Todas essas afirmações que fiz merecem uma ressalva de importância tremenda: a grande maioria dos médicos não compactua nem se "associa" a estes "esquemas". Ao contrário, pagam pelo erro de seus pares desonestos num feedback cruel e desonroso para sua boa índole. Boa parte deles atende rápida e mal o seu paciente na intenção de "fazer volume" em número de consultas, e assim tentar transpor o desonroso honorário. Eis aí, meus caros amigos, o que está a acontecer.
É minha sincera opinião, após vinte e três anos de formado, que exercer medicina não pode mais ser encarado como um meio de vida. O médico já não é mais um profissional liberal na acepção mais completa da palavra. Entre ele e seu paciente estão o governo irresponsável e os planos de saúde. Ele nada mais arbitra sobre seus salários e honorários. Pode aumentar sua renda apenas à custa de mais trabalho, sendo necessário para isso subtrair mais tempo de sua vida. Portanto, é minha sincera convicção que os novos acadêmicos e estudantes de medicina sejam cada vez mais orientados a ter outro negócio além de sua profissão, a fim de que dele possa ganhar dignamente e não seja assim tentado a essas práticas que mancham a nobre atividade de cuidar dos males alheios. Não condiz com profissional que deve ter ampla cultura geral, equilíbrio pessoal e emocional, competência técnica, habilidades sinestésicas, visuais e auditivas e conhecimento científico contínuo e atualizado.

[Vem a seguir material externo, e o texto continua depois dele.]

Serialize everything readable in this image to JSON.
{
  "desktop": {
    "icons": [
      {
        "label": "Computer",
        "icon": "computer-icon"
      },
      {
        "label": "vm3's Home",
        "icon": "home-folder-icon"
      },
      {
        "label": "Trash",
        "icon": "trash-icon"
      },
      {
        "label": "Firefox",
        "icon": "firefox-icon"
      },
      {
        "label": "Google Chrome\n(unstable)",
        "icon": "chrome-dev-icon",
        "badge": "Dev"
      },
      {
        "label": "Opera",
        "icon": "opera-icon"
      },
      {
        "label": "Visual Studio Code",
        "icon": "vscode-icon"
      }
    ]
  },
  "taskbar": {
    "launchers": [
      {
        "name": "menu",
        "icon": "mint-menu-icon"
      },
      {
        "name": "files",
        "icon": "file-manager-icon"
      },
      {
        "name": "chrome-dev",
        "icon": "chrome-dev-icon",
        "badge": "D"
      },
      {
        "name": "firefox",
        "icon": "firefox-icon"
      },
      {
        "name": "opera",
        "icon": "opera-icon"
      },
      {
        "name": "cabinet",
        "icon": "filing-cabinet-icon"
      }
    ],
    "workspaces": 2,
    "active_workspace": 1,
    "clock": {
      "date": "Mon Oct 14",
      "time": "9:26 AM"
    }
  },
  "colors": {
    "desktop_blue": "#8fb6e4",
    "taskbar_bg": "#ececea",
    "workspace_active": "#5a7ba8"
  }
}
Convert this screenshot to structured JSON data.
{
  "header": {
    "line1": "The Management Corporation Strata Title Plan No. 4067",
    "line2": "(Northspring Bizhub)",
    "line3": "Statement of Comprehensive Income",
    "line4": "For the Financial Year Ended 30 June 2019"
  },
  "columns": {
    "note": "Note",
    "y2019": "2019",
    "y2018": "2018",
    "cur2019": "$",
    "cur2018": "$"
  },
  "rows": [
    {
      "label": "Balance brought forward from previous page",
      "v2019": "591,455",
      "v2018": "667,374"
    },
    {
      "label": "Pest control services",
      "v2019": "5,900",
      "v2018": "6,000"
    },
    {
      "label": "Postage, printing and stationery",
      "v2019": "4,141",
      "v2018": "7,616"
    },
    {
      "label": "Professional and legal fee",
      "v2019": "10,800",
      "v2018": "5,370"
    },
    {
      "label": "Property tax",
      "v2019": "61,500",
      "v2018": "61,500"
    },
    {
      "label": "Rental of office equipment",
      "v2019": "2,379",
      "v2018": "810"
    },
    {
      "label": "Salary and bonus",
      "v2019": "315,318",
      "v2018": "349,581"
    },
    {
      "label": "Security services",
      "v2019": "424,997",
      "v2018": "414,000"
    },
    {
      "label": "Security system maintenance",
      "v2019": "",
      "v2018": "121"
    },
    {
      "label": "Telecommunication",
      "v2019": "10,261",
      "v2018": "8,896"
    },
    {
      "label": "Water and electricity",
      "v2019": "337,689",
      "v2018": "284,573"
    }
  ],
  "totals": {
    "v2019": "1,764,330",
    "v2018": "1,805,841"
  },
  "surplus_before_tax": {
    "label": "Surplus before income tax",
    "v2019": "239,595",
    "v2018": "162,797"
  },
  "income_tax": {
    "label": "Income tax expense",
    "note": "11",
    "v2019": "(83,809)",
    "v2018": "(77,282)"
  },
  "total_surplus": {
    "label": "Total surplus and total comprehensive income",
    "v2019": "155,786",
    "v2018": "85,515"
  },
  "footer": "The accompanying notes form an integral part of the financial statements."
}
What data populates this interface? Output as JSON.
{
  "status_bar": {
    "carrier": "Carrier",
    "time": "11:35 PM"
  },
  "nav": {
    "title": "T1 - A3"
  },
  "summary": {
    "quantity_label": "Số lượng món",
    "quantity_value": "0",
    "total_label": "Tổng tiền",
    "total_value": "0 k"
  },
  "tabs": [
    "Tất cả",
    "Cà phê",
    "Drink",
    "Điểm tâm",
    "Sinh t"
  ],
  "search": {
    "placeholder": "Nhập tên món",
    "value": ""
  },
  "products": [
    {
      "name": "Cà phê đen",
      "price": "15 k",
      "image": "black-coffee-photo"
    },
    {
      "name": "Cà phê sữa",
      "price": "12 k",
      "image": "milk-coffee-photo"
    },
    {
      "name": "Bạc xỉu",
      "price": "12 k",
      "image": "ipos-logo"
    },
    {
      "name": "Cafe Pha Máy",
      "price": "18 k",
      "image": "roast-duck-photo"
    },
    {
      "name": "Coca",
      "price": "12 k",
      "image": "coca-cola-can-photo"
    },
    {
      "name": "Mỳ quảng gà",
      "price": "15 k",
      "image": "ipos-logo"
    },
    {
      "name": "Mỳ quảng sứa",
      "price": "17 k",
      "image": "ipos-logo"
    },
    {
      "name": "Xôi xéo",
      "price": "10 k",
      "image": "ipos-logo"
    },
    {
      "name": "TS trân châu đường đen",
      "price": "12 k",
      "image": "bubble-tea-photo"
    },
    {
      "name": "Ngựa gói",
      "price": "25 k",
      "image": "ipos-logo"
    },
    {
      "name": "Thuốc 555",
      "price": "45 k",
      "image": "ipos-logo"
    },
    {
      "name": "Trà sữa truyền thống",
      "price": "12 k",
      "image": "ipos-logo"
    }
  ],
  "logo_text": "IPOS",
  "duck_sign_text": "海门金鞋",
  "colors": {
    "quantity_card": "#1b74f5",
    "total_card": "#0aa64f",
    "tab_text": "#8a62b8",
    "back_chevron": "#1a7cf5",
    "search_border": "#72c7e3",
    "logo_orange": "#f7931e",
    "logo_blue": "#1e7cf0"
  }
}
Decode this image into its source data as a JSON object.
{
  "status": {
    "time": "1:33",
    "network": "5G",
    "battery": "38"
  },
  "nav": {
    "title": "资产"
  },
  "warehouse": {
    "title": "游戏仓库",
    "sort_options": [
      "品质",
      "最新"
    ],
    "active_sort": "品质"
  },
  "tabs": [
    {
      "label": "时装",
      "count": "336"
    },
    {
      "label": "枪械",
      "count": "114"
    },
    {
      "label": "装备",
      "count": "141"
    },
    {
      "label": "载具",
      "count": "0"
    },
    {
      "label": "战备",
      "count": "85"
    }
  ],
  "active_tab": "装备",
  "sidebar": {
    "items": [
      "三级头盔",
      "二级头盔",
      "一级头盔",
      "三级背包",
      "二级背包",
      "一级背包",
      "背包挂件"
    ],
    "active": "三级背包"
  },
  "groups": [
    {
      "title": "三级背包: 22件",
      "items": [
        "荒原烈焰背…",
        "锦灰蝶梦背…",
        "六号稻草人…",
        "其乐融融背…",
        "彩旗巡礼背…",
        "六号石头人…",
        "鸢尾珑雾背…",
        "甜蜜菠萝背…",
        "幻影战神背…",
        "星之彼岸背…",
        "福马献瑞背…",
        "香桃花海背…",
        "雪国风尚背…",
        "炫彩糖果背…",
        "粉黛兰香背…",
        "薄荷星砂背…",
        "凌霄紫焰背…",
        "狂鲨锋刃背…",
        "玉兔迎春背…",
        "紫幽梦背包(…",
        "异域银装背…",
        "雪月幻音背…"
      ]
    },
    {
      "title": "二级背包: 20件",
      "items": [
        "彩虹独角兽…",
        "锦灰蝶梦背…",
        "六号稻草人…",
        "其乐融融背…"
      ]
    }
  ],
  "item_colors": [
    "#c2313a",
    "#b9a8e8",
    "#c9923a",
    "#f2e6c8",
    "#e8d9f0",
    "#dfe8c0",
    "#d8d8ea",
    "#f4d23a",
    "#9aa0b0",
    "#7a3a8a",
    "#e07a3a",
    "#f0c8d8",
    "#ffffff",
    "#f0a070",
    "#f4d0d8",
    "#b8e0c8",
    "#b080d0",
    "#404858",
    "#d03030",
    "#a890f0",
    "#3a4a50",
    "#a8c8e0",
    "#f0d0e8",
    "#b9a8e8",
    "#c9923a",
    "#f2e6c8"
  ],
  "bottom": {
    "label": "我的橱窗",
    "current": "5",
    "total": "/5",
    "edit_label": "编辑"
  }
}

Para encerrar, envio fotos do que fazemos na labuta diária no centro cirúrgico de um grande hospital desta decadente cidade, na tentativa de aliviar o infortúnio do sofrimento e da dor. O primeiro caso é o de um jovem de 25 anos vítima de choque elétrico de alta voltagem quando tentava salvar seu companheiro, que morreu instantaneamente. Ele teve a mão, o antebraço e braço direitos literalmente eletrocoagulados necessitando sua desarticulação do tronco. O segundo é o de uma senhora de 61 anos, diabética e hipertensa, com uma lesão aterosclerótica obstrutiva típica do diabético, das três artérias da perna, levando à gangrena do antepé e necessitando a revascularização do membro (inferior direito) com uma ponte de veia safena invertida que agora levará sangue oxigenado para seu pé e perna, desviando-o das obstruções. As imagens obtidas numa angiografia pré-operatória servem como guia do cirurgião, que agora sabe para qual das artérias vai desviar o fluxo. As fotos mostram a ponte confeccionada partindo logo abaixo do joelho e indo até o tornozelo. As últimas imagens mostram um coto de amputação sangrante e com boas perspectivas de salvamento do membro.
Quanto acham que os planos de saúde pagariam por cada uma dessas operações? Se bem me informo, juntando as duas não dá para ganhar mil e duzentos reais brutos. E os clínicos, que não operam? Não nos esqueçamos que o MÉDICO é o clínico. Este é o grande médico. Os senhores médicos, infelizmente, estão perdidos entre a intranquilidade e a extrema responsabilidade. Creio que a intranquilidade dos míseros honorários deve ser substituída pela recobrar da consciência e autoestima, o lembrar-se de quem somos, aonde chegamos como técnicos, a obrigação de sermos humanistas e o recobrar da humildade de se saber gigante. Façamos o trabalho, mas não podemos continuar morrendo por esta causa. A sociedade tem a obrigação de lutar por uma excelente medicina. Esta excelente medicina passa necessariamente por seres humanos que são médicos, nunca por um aparelho que fecha um frio diagnóstico como em "Guerra nas Estrelas".